Now what I am not sure about is what happens if you leave the car on and do nothing with it for long periods of time. It wouldn't surprise me that the car is smart enough to put itself into a power save mode after a certain amount of time and stop charging the 12v battery. I know there is a stated limit of 40 minutes for the remote start feature, wouldn't surprise me if it is the same when you walk away from a car that is on.
 

·
Registered
Joined
·
3,571 Posts
David M O'Rourke,

This is relevant to this discussion, as well as others about Bolt behavior.

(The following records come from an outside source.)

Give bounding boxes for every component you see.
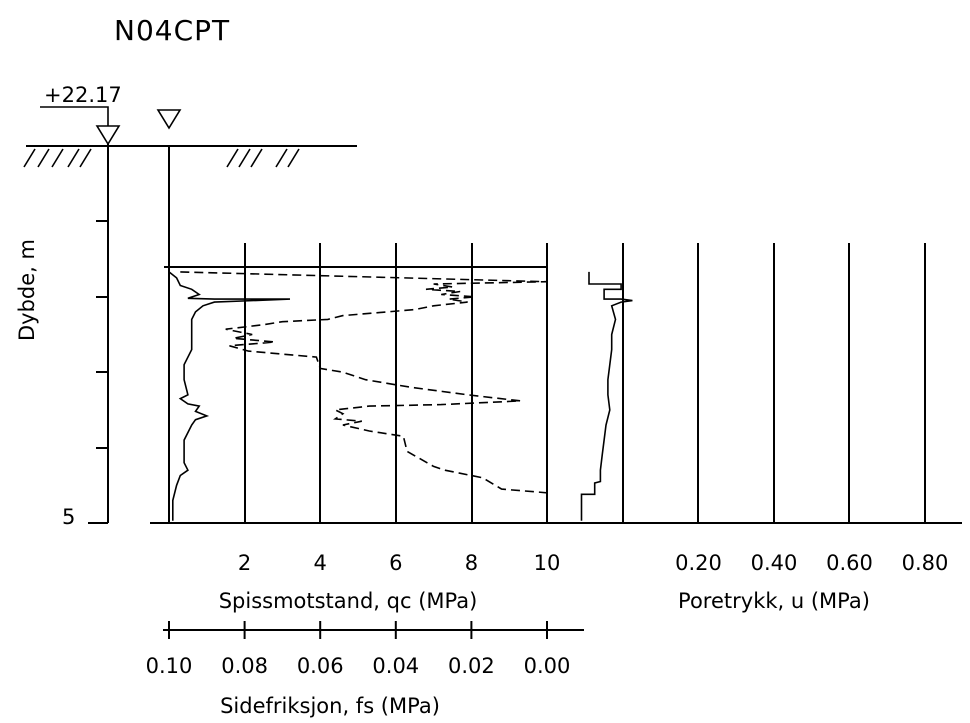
fs-tick-label: 0.10 (146, 654, 193, 678)
u-tick-label: 0.20 (675, 551, 722, 575)
fs-tick-label: 0.02 (448, 654, 495, 678)
elevation-label: +22.17 (44, 83, 122, 107)
u-axis-label: Poretrykk, u (MPa) (678, 589, 870, 613)
ground-hatch-right (226, 148, 300, 168)
depth-tick-label-5: 5 (62, 505, 75, 529)
u-tick-label: 0.80 (902, 551, 949, 575)
fs-series-line (168, 271, 291, 521)
depth-axis-ticks (88, 220, 108, 524)
qc-tick-label: 10 (534, 551, 561, 575)
u-tick-label: 0.60 (826, 551, 873, 575)
qc-tick-labels: 2 4 6 8 10 (238, 551, 560, 575)
qc-tick-label: 6 (389, 551, 402, 575)
elevation-triangle-icon (95, 125, 121, 146)
ground-hatch-left (23, 148, 92, 168)
qc-gridlines (244, 243, 548, 523)
fs-tick-label: 0.08 (221, 654, 268, 678)
qc-axis-label: Spissmotstand, qc (MPa) (219, 589, 478, 613)
qc-tick-label: 8 (465, 551, 478, 575)
figure-title: N04CPT (114, 14, 230, 47)
qc-series-line (180, 271, 548, 495)
fs-tick-labels: 0.10 0.08 0.06 0.04 0.02 0.00 (146, 654, 571, 678)
fs-tick-label: 0.00 (524, 654, 571, 678)
u-series-line (580, 271, 633, 521)
qc-tick-label: 4 (314, 551, 327, 575)
water-level-triangle-icon (156, 109, 182, 130)
depth-axis-label: Dybde, m (15, 239, 39, 341)
fs-tick-label: 0.04 (372, 654, 419, 678)
fs-tick-label: 0.06 (297, 654, 344, 678)
u-tick-label: 0.40 (751, 551, 798, 575)
fs-axis-label: Sidefriksjon, fs (MPa) (220, 694, 440, 718)
qc-tick-label: 2 (238, 551, 251, 575)
elevation-leader-line (40, 106, 109, 126)
fs-axis-ticks (168, 621, 548, 639)
u-gridlines (622, 243, 926, 523)
u-tick-labels: 0.20 0.40 0.60 0.80 (675, 551, 948, 575)
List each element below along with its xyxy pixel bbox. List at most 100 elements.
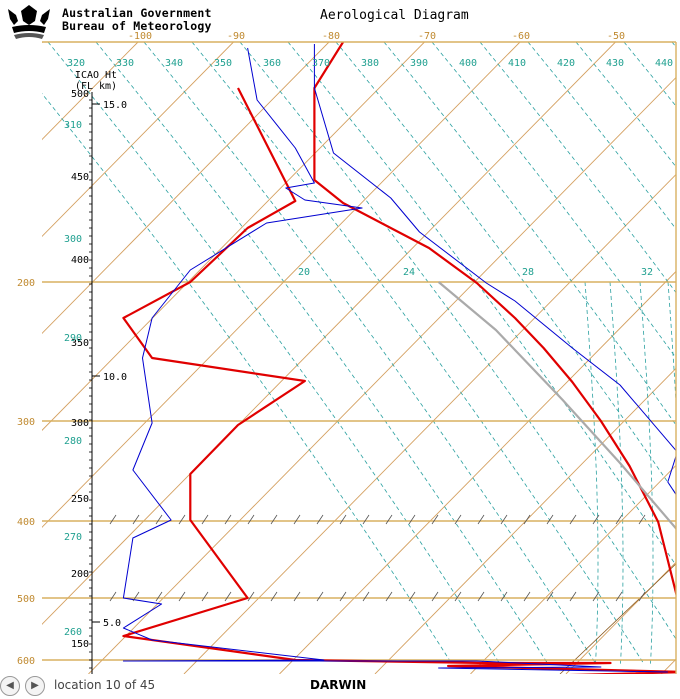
chart-title: Aerological Diagram <box>320 8 469 23</box>
height-km-label: 10.0 <box>103 372 127 383</box>
barb-hatch <box>132 514 140 525</box>
flight-level-label: 300 <box>71 418 89 429</box>
header: Australian Government Bureau of Meteorol… <box>0 0 680 44</box>
barb-hatch <box>569 591 577 602</box>
theta-left-label: 260 <box>64 627 82 638</box>
theta-label: 420 <box>557 58 575 69</box>
dry-adiabat-line <box>47 42 500 663</box>
barb-hatch <box>592 591 600 602</box>
isotherm-line <box>88 76 676 674</box>
temperature-label: -90 <box>227 31 245 42</box>
barb-hatch <box>431 514 439 525</box>
mixing-ratio-label: 32 <box>641 267 653 278</box>
temperature-label: -70 <box>418 31 436 42</box>
mixing-ratio-label: 20 <box>298 267 310 278</box>
theta-label: 330 <box>116 58 134 69</box>
temperature-label: -60 <box>512 31 530 42</box>
theta-left-label: 290 <box>64 333 82 344</box>
theta-left-label: 310 <box>64 120 82 131</box>
barb-hatch <box>477 514 485 525</box>
barb-hatch <box>201 591 209 602</box>
isotherm-line <box>42 42 139 141</box>
barb-hatch <box>408 514 416 525</box>
barb-hatch <box>385 591 393 602</box>
previous-location-button[interactable]: ◀ <box>0 676 20 696</box>
temperature-label: -50 <box>607 31 625 42</box>
barb-hatch <box>155 591 163 602</box>
station-name: DARWIN <box>310 678 367 692</box>
barb-hatch <box>523 591 531 602</box>
mixing-ratio-line <box>559 563 676 674</box>
isotherm-line <box>42 42 521 528</box>
barb-hatch <box>454 514 462 525</box>
height-km-label: 15.0 <box>103 100 127 111</box>
isotherm-line <box>183 173 676 674</box>
barb-hatch <box>362 591 370 602</box>
dry-adiabat-line <box>575 42 676 168</box>
saturated-adiabat-line <box>609 281 624 667</box>
y-axis-label-line1: ICAO Ht <box>75 70 117 81</box>
dry-adiabat-line <box>623 42 676 107</box>
barb-hatch <box>293 591 301 602</box>
flight-level-label: 450 <box>71 172 89 183</box>
saturated-adiabat-line <box>584 281 599 667</box>
barb-hatch <box>638 591 646 602</box>
pressure-label: 500 <box>17 594 35 605</box>
next-location-button[interactable]: ▶ <box>25 676 45 696</box>
isotherm-line <box>42 42 425 431</box>
barb-hatch <box>316 591 324 602</box>
theta-label: 430 <box>606 58 624 69</box>
flight-level-label: 400 <box>71 255 89 266</box>
temperature-label: -100 <box>128 31 152 42</box>
barb-hatch <box>500 514 508 525</box>
barb-hatch <box>638 514 646 525</box>
location-indicator: location 10 of 45 <box>54 678 156 692</box>
barb-hatch <box>615 591 623 602</box>
barb-hatch <box>615 514 623 525</box>
footer: ◀ ▶ location 10 of 45 DARWIN <box>0 674 680 699</box>
flight-level-label: 350 <box>71 338 89 349</box>
dry-adiabat-line <box>191 42 644 663</box>
sounding-series-line-2 <box>122 47 668 673</box>
org-name-line2: Bureau of Meteorology <box>62 19 212 33</box>
dry-adiabat-line <box>335 42 676 495</box>
dry-adiabat-line <box>143 42 596 663</box>
barb-hatch <box>592 514 600 525</box>
isotherm-line <box>42 42 616 625</box>
barb-hatch <box>247 514 255 525</box>
barb-hatch <box>270 514 278 525</box>
barb-hatch <box>339 591 347 602</box>
barb-hatch <box>109 591 117 602</box>
sounding-series-line-4 <box>437 281 676 531</box>
y-axis-label-line2: (FL km) <box>75 81 117 92</box>
barb-hatch <box>500 591 508 602</box>
theta-label: 350 <box>214 58 232 69</box>
theta-label: 370 <box>312 58 330 69</box>
chevron-left-icon: ◀ <box>6 680 14 691</box>
barb-hatch <box>109 514 117 525</box>
coat-of-arms-icon <box>8 5 50 39</box>
dry-adiabat-line <box>239 42 676 640</box>
dry-adiabat-line <box>287 42 676 567</box>
flight-level-label: 500 <box>71 89 89 100</box>
isotherm-line <box>42 42 330 335</box>
barb-hatch <box>546 591 554 602</box>
isotherm-line <box>470 464 676 674</box>
mixing-ratio-label: 28 <box>522 267 534 278</box>
theta-label: 380 <box>361 58 379 69</box>
dry-adiabat-line <box>479 42 676 294</box>
isotherm-line <box>374 367 676 674</box>
barb-hatch <box>454 591 462 602</box>
isotherm-line <box>661 658 676 674</box>
theta-left-label: 300 <box>64 234 82 245</box>
barb-hatch <box>408 591 416 602</box>
theta-label: 440 <box>655 58 673 69</box>
flight-level-label: 250 <box>71 494 89 505</box>
barb-hatch <box>546 514 554 525</box>
pressure-label: 400 <box>17 517 35 528</box>
barb-hatch <box>477 591 485 602</box>
theta-label: 340 <box>165 58 183 69</box>
barb-hatch <box>523 514 531 525</box>
saturated-adiabat-line <box>639 281 654 667</box>
barb-hatch <box>385 514 393 525</box>
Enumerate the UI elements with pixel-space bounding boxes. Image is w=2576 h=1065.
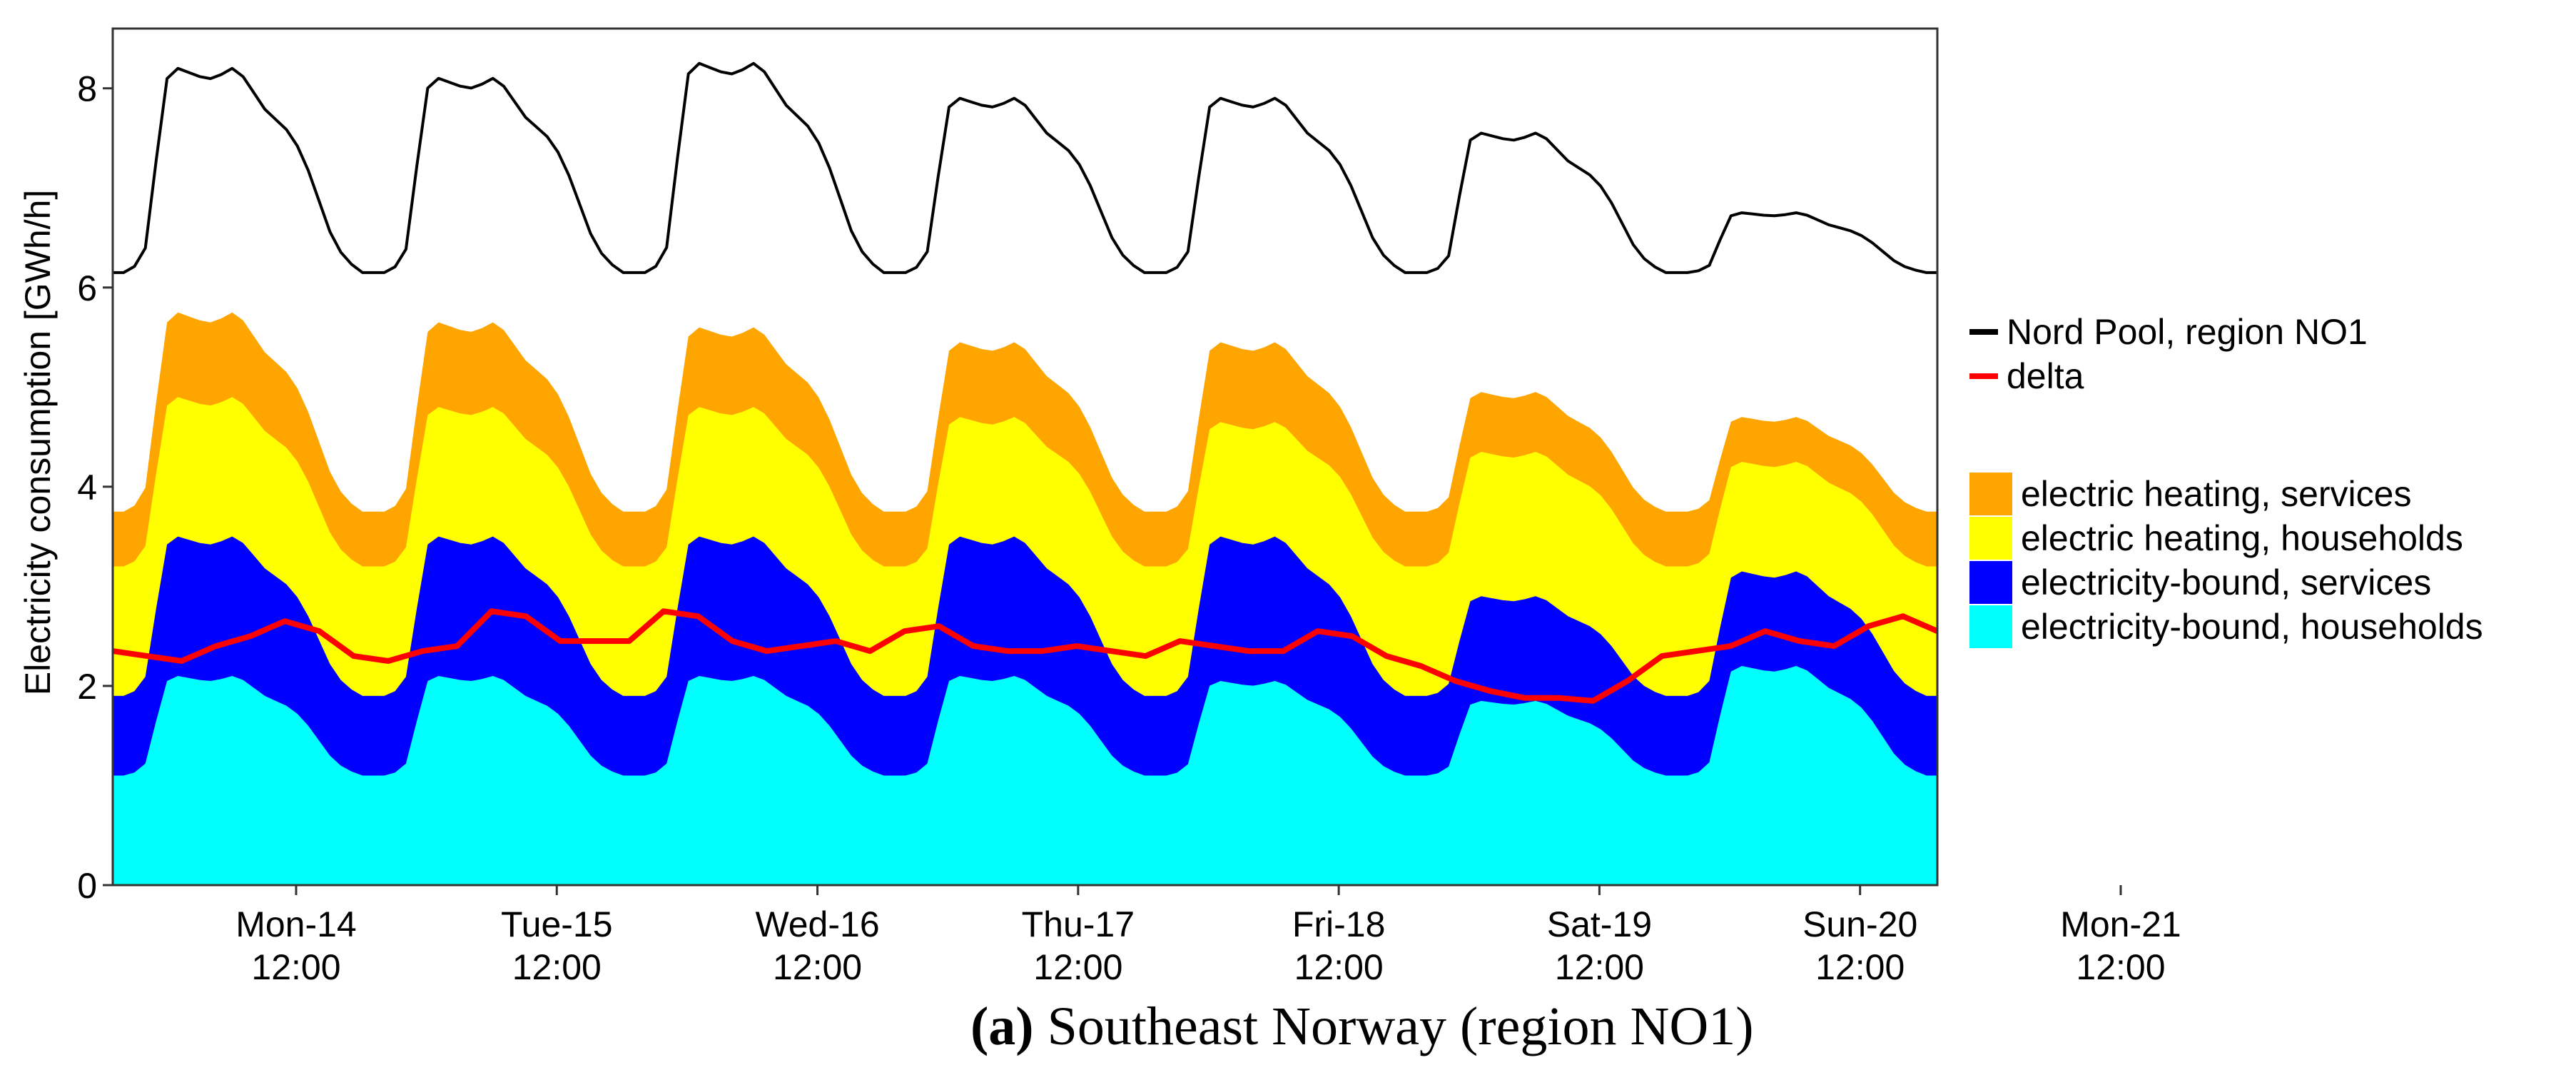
x-tick-label-time: 12:00 (2076, 947, 2165, 987)
area-electricity-bound-households (113, 666, 1937, 885)
y-axis: 0 2 4 6 8 (77, 69, 113, 906)
x-tick-label-day: Wed-16 (755, 904, 879, 944)
x-tick-label-time: 12:00 (512, 947, 602, 987)
stacked-areas (113, 312, 1937, 885)
y-axis-label: Electricity consumption [GWh/h] (18, 190, 58, 696)
legend-label: delta (2007, 356, 2084, 396)
x-tick-label-time: 12:00 (1815, 947, 1905, 987)
plot-frame (111, 27, 1939, 887)
x-tick-label-time: 12:00 (1555, 947, 1644, 987)
y-tick-label: 4 (77, 468, 97, 508)
caption-letter: (a) (970, 996, 1034, 1056)
x-axis: Mon-1412:00Tue-1512:00Wed-1612:00Thu-171… (235, 885, 2181, 987)
x-tick-label-day: Mon-14 (235, 904, 357, 944)
x-tick-label-day: Sun-20 (1802, 904, 1917, 944)
legend-area-swatch (1969, 473, 2012, 515)
y-tick-label: 6 (77, 268, 97, 308)
line-delta (112, 608, 1939, 704)
x-tick-label-time: 12:00 (1294, 947, 1384, 987)
legend-label: electric heating, services (2021, 474, 2411, 514)
legend-area-swatch (1969, 561, 2012, 604)
y-tick-label: 8 (77, 69, 97, 109)
x-tick-label-day: Fri-18 (1292, 904, 1386, 944)
y-tick-label: 0 (77, 866, 97, 906)
x-tick-label-day: Mon-21 (2060, 904, 2181, 944)
legend-label: electricity-bound, households (2021, 607, 2483, 647)
legend-label: electric heating, households (2021, 518, 2463, 558)
y-tick-label: 2 (77, 667, 97, 707)
caption-text: Southeast Norway (region NO1) (1033, 996, 1754, 1056)
legend-area-swatch (1969, 517, 2012, 560)
x-tick-label-day: Tue-15 (501, 904, 613, 944)
series-lines (112, 61, 1939, 704)
legend-area-swatch (1969, 605, 2012, 648)
figure-caption: (a) Southeast Norway (region NO1) (970, 996, 1754, 1058)
x-tick-label-time: 12:00 (773, 947, 862, 987)
x-tick-label-day: Sat-19 (1547, 904, 1652, 944)
line-nord-pool-region-no1 (113, 61, 1937, 274)
x-tick-label-time: 12:00 (251, 947, 340, 987)
legend-label: electricity-bound, services (2021, 562, 2431, 602)
x-tick-label-day: Thu-17 (1022, 904, 1135, 944)
legend-label: Nord Pool, region NO1 (2007, 312, 2368, 352)
x-tick-label-time: 12:00 (1033, 947, 1122, 987)
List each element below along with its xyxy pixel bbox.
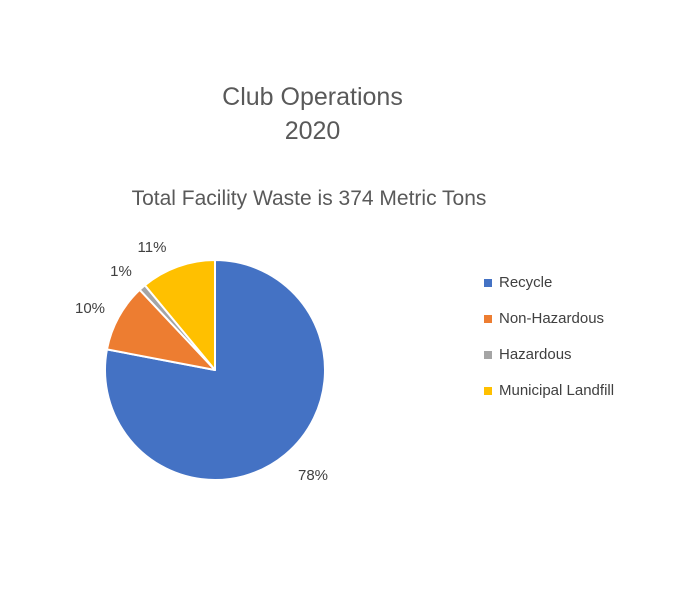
legend-swatch-non-hazardous — [484, 315, 492, 323]
data-label-hazardous: 1% — [110, 263, 132, 280]
data-label-non-hazardous: 10% — [75, 300, 105, 317]
chart-title-line-1: Club Operations — [222, 83, 403, 111]
data-label-recycle: 78% — [298, 467, 328, 484]
pie-slice-municipal-landfill — [143, 259, 216, 371]
legend-label-municipal-landfill: Municipal Landfill — [499, 382, 615, 399]
legend-item-hazardous: Hazardous — [484, 344, 684, 380]
chart-title-line-2: 2020 — [284, 117, 341, 145]
legend-swatch-recycle — [484, 279, 492, 287]
legend-item-municipal-landfill: Municipal Landfill — [484, 380, 684, 416]
legend-item-recycle: Recycle — [484, 272, 684, 308]
legend-label-hazardous: Hazardous — [499, 346, 572, 363]
legend-swatch-municipal-landfill — [484, 387, 492, 395]
legend-label-non-hazardous: Non-Hazardous — [499, 310, 605, 327]
chart-subtitle: Total Facility Waste is 374 Metric Tons — [131, 187, 487, 210]
chart-legend: Recycle Non-Hazardous Hazardous Municipa… — [484, 272, 684, 416]
data-label-municipal-landfill: 11% — [138, 239, 167, 256]
legend-item-non-hazardous: Non-Hazardous — [484, 308, 684, 344]
legend-label-recycle: Recycle — [499, 274, 553, 291]
legend-swatch-hazardous — [484, 351, 492, 359]
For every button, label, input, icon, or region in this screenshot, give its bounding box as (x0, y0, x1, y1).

http://www.motortrend.com/news/chevrolet-bolt-ev-engineers-reveal-11-cool-facts-car-year/

"The Bolt EV does not creep when in one-pedal high-regen mode, so it’s easy to forget you’re in gear and hop out. To prevent this, here’s what happens: Unclick the driver belt, and the electric parking brake sets; open the door, and the car selects park automatically; walk away, and it shuts itself off after an hour—two if you leave the key in the car."
 

·
Registered
Joined
·
168 Posts
There isn't a accessory mode for the Bolt, you just have to turn it on and while it isn't moving it is basically in accessory mode.
You sure about that? Try holding down the power button for approx 10 seconds without having your foot on the brake. Turned on all the accessories for me. I didn't check, though I'm fairly certain I couldn't shift out of park.
 

·
Registered
Joined
·
531 Posts
You sure about that? Try holding down the power button for approx 10 seconds without having your foot on the brake. Turned on all the accessories for me. I didn't check, though I'm fairly certain I couldn't shift out of park.
That is service mode. Just lets them power the vehicle on and run diagnostics. I guess it is sort of an accessory mode since you can operate the accessories and not drive, not sure if there is any harm in leaving it in that mode for a long time. I don't know if the car will charge the 12v battery in this mode or if it only runs off the 12v battery in that mode. I suspect it would not charge the 12v battery though but I don't see anything in the manual that states one way or the other.